“Punishers”: Corrective Exercises in Online Coaching

We often will prescribe corrective exercises. Coach Andrew Jackson calls them “punishers,” exercises that punish the lifters when they do them wrong, but you may prefer to call them “correctors.” The point of punishers is sometimes to correct a muscular weakness but more often to overwhelm bad habits with good ones. Used correctly, they can help close the distance between the coach at the computer and the lifter under the bar.

Punishers: Corrective Exercises in Online Coaching

By: Karl Schudt, Director of Coaching Excellent

If I have you in the gym, I can put my hands on you and move you into the right position. I can grab a TUBOW (Terribly Useful Block of Wood) and fix your knee slide. I can shout at you in real time and correct your bench press bar path. At Barbell Logic Online Coaching, we coach you online. You send videos to us, we look at what you are doing, and then we tell you how to make it better. It works very well, but it is not quite like in-person coaching. I can’t use any tactile cues, I can’t use a TUBOW, and I can’t yell at you. There are benefits to the delivery of online coaching, such as being able to show you, frame-by-frame, what you are doing, but there are also difficulties. What if you just can’t get your form corrected from words? What if you are a motor moron?[1]

We often will prescribe corrective exercises. Coach Andrew Jackson calls them “punishers,” exercises that punish the lifters when they do them wrong, but you may prefer to call them “correctors.” I have a few clients who have great difficulty keeping their knees from shooting back and collapsing in as they come out of the bottom of the squat. I like front squats for such lifters for two reasons: 1) it forces them to do a squat movement without the knee cave since, if you cave too much, you’ll drop the barbell, and 2) it helps develop quad strength, which removes the cause for the knee cave. I suspect the first reason is more important. The point of punishers is sometimes to correct a muscular weakness but more often to overwhelm bad habits with good ones. Because they address something about the lifter’s perception—their mental model of the lift—their use requires some precision and discretion. Used correctly, however, they can help close the distance between the coach at the computer and the lifter under the bar.

Here are some examples of punishers:

Squat

Front squat or high bar squats

I’ve seen encouraging results for addressing knee cave. They don’t always work, but they can be helpful.

Paused squats or pin squats

Useful for excessive hip drivers—people who flop forward as they come out of the hole.

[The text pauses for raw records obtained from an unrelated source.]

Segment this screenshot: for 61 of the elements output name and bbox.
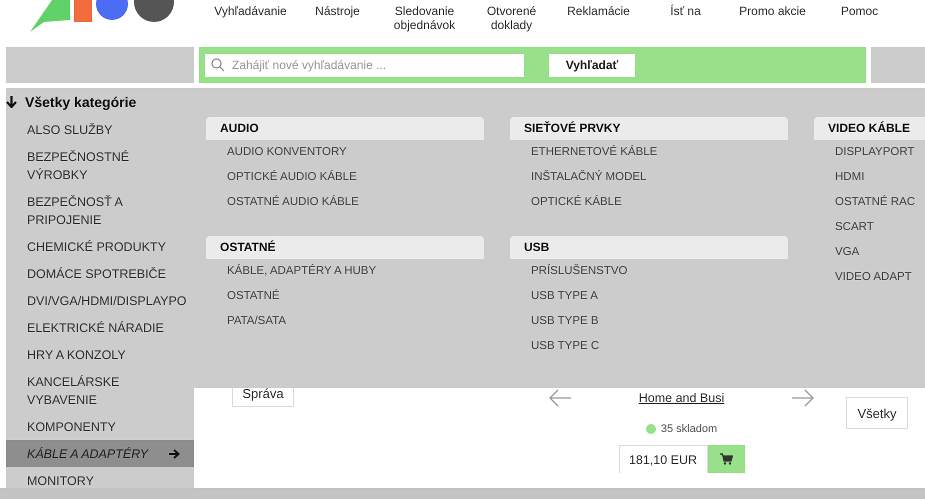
menu-item[interactable]: HDMI — [814, 165, 925, 190]
down-arrow-icon — [6, 96, 17, 108]
menu-group-heading[interactable]: AUDIO — [206, 117, 484, 140]
menu-group-heading[interactable]: SIEŤOVÉ PRVKY — [510, 117, 788, 140]
category-item[interactable]: BEZPEČNOSTNÉ VÝROBKY — [6, 143, 194, 188]
category-item[interactable]: CHEMICKÉ PRODUKTY — [6, 233, 194, 260]
category-item[interactable]: HRY A KONZOLY — [6, 341, 194, 368]
menu-item[interactable]: KÁBLE, ADAPTÉRY A HUBY — [206, 259, 484, 284]
menu-item[interactable]: VGA — [814, 240, 925, 265]
menu-item[interactable]: USB TYPE A — [510, 284, 788, 309]
menu-item[interactable]: ETHERNETOVÉ KÁBLE — [510, 140, 788, 165]
menu-item[interactable]: AUDIO KONVENTORY — [206, 140, 484, 165]
cart-button[interactable] — [708, 445, 744, 473]
all-button[interactable]: Všetky — [846, 397, 908, 429]
logo-icon[interactable] — [30, 0, 175, 32]
category-item[interactable]: BEZPEČNOSŤ A PRIPOJENIE — [6, 188, 194, 233]
right-arrow-icon[interactable] — [791, 388, 815, 408]
nav-link[interactable]: Reklamácie — [555, 4, 642, 32]
category-item[interactable]: KOMPONENTY — [6, 413, 194, 440]
price-field: 181,10 EUR — [618, 445, 708, 473]
menu-item[interactable]: OSTATNÉ — [206, 284, 484, 309]
menu-item[interactable]: PATA/SATA — [206, 309, 484, 334]
menu-item[interactable]: OSTATNÉ AUDIO KÁBLE — [206, 190, 484, 215]
product-title-link[interactable]: Home and Busi — [638, 390, 724, 406]
search-icon — [211, 58, 225, 72]
nav-link[interactable]: Sledovanie objednávok — [381, 4, 468, 32]
menu-group-heading[interactable]: VIDEO KÁBLE — [814, 117, 925, 140]
menu-item[interactable]: OSTATNÉ RAC — [814, 190, 925, 215]
nav-link[interactable]: Promo akcie — [729, 4, 816, 32]
category-item[interactable]: ELEKTRICKÉ NÁRADIE — [6, 314, 194, 341]
category-item[interactable]: MONITORY — [6, 467, 194, 494]
stock-dot-icon — [646, 424, 656, 434]
category-item[interactable]: ALSO SLUŽBY — [6, 116, 194, 143]
category-item[interactable]: KÁBLE A ADAPTÉRY — [6, 440, 194, 467]
nav-link[interactable]: Vyhľadávanie — [207, 4, 294, 32]
menu-item[interactable]: OPTICKÉ AUDIO KÁBLE — [206, 165, 484, 190]
sidebar-title: Všetky kategórie — [25, 94, 136, 110]
search-bar-background — [871, 47, 925, 83]
category-item[interactable]: KANCELÁRSKE VYBAVENIE — [6, 368, 194, 413]
left-arrow-icon[interactable] — [548, 388, 572, 408]
menu-item[interactable]: USB TYPE C — [510, 334, 788, 359]
menu-item[interactable]: USB TYPE B — [510, 309, 788, 334]
category-item[interactable]: DVI/VGA/HDMI/DISPLAYPO — [6, 287, 194, 314]
menu-item[interactable]: PRÍSLUŠENSTVO — [510, 259, 788, 284]
menu-item[interactable]: DISPLAYPORT — [814, 140, 925, 165]
menu-group-heading[interactable]: OSTATNÉ — [206, 236, 484, 259]
menu-item[interactable]: SCART — [814, 215, 925, 240]
nav-link[interactable]: Ísť na — [642, 4, 729, 32]
stock-text: 35 skladom — [660, 423, 718, 435]
menu-item[interactable]: OPTICKÉ KÁBLE — [510, 190, 788, 215]
menu-group-heading[interactable]: USB — [510, 236, 788, 259]
search-button[interactable]: Vyhľadať — [549, 54, 635, 76]
nav-link[interactable]: Otvorené doklady — [468, 4, 555, 32]
cart-icon — [720, 453, 732, 465]
menu-item[interactable]: VIDEO ADAPT — [814, 265, 925, 290]
right-arrow-icon — [169, 448, 180, 458]
category-item[interactable]: DOMÁCE SPOTREBIČE — [6, 260, 194, 287]
nav-link[interactable]: Pomoc — [816, 4, 903, 32]
menu-item[interactable]: INŠTALAČNÝ MODEL — [510, 165, 788, 190]
nav-link[interactable]: Nástroje — [294, 4, 381, 32]
search-field[interactable]: Zahájiť nové vyhľadávanie ... — [205, 54, 524, 76]
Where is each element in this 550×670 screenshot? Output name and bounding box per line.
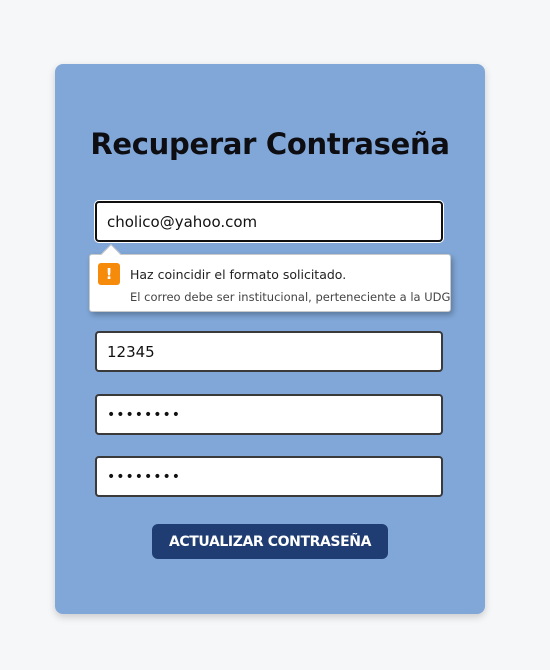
- tooltip-detail: El correo debe ser institucional, perten…: [130, 290, 451, 304]
- update-password-button[interactable]: ACTUALIZAR CONTRASEÑA: [152, 524, 388, 559]
- confirm-password-field[interactable]: ••••••••: [95, 456, 443, 497]
- warning-icon: !: [98, 263, 120, 285]
- confirm-password-value: ••••••••: [107, 468, 182, 485]
- page-title: Recuperar Contraseña: [90, 127, 450, 161]
- tooltip-arrow: [101, 244, 121, 264]
- new-password-value: ••••••••: [107, 406, 182, 423]
- code-field-value: 12345: [107, 342, 155, 361]
- validation-tooltip: ! Haz coincidir el formato solicitado. E…: [89, 244, 451, 312]
- recover-password-card: Recuperar Contraseña cholico@yahoo.com !…: [55, 64, 485, 614]
- tooltip-message: Haz coincidir el formato solicitado.: [130, 267, 347, 282]
- new-password-field[interactable]: ••••••••: [95, 394, 443, 435]
- code-field[interactable]: 12345: [95, 331, 443, 372]
- email-field[interactable]: cholico@yahoo.com: [95, 201, 443, 242]
- email-field-value: cholico@yahoo.com: [107, 212, 258, 231]
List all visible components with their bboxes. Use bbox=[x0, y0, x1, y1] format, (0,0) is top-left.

These can be paused at the bottom or right at the sticking point.

Deadlift

Isometric deadlifts

Coach Brooke Haubenstricker says, “For an iso deadlift, you would load up the bar with more weight than you can lift, set up like usual, then put a ton of tension on the bar and hold it (back extension + bar tension) for 3–5 seconds. Relax and repeat.” Isometric deadlifts bring all the lifter’s focus to one part of the setup and allow the coach to correct back extension without being in the gym with the lifter.

Sumo deadlifts

Rebekah Krieg likes to use these for hip droppers. It is near impossible to drop your hips on a sumo deadlift.

Halting or deficit deadlifts

Useful for lifters who don’t use their legs/knees early in the pull.

Floating deadlifts

Michael Burgos likes these for people who can’t seem to hold back extension at any load. After the first rep, the lifter lowers the barbell in a reverse deadlift, pauses just before the point where the lower back flexes, and then pulls the barbell back up.

Paused deadlifts

Adam Skillin will have his lifters pause 1 inch off the floor to fix “cat-backers.” “I make them pause excruciatingly low, 1˝ off the floor. It really sucks, and almost everybody corrects the issue(s) by their second work rep.”

Press

Seated Press

Some lifters lay back too much during the press. If it’s too extreme, layback causes the lift not to train the shoulders. The lift becomes a standing bench press. Andrew Jackson likes seated presses to solve this problem since layback is almost impossible when you are seated.

Bench Press

Elbow flare

I will program slingshot bench presses to help prevent this problem. The slingshot constrains the elbows from flaring, and I have found lifters tend to carry the good elbow position over to the regular bench press.

These are a few examples of weird exercises your coach may assign to you. Be assured that it is not because your coach hates you. It is to fix your form in the best way possible, without being in the gym with you.


[1]  I am a motor moron. No disrespect is intended.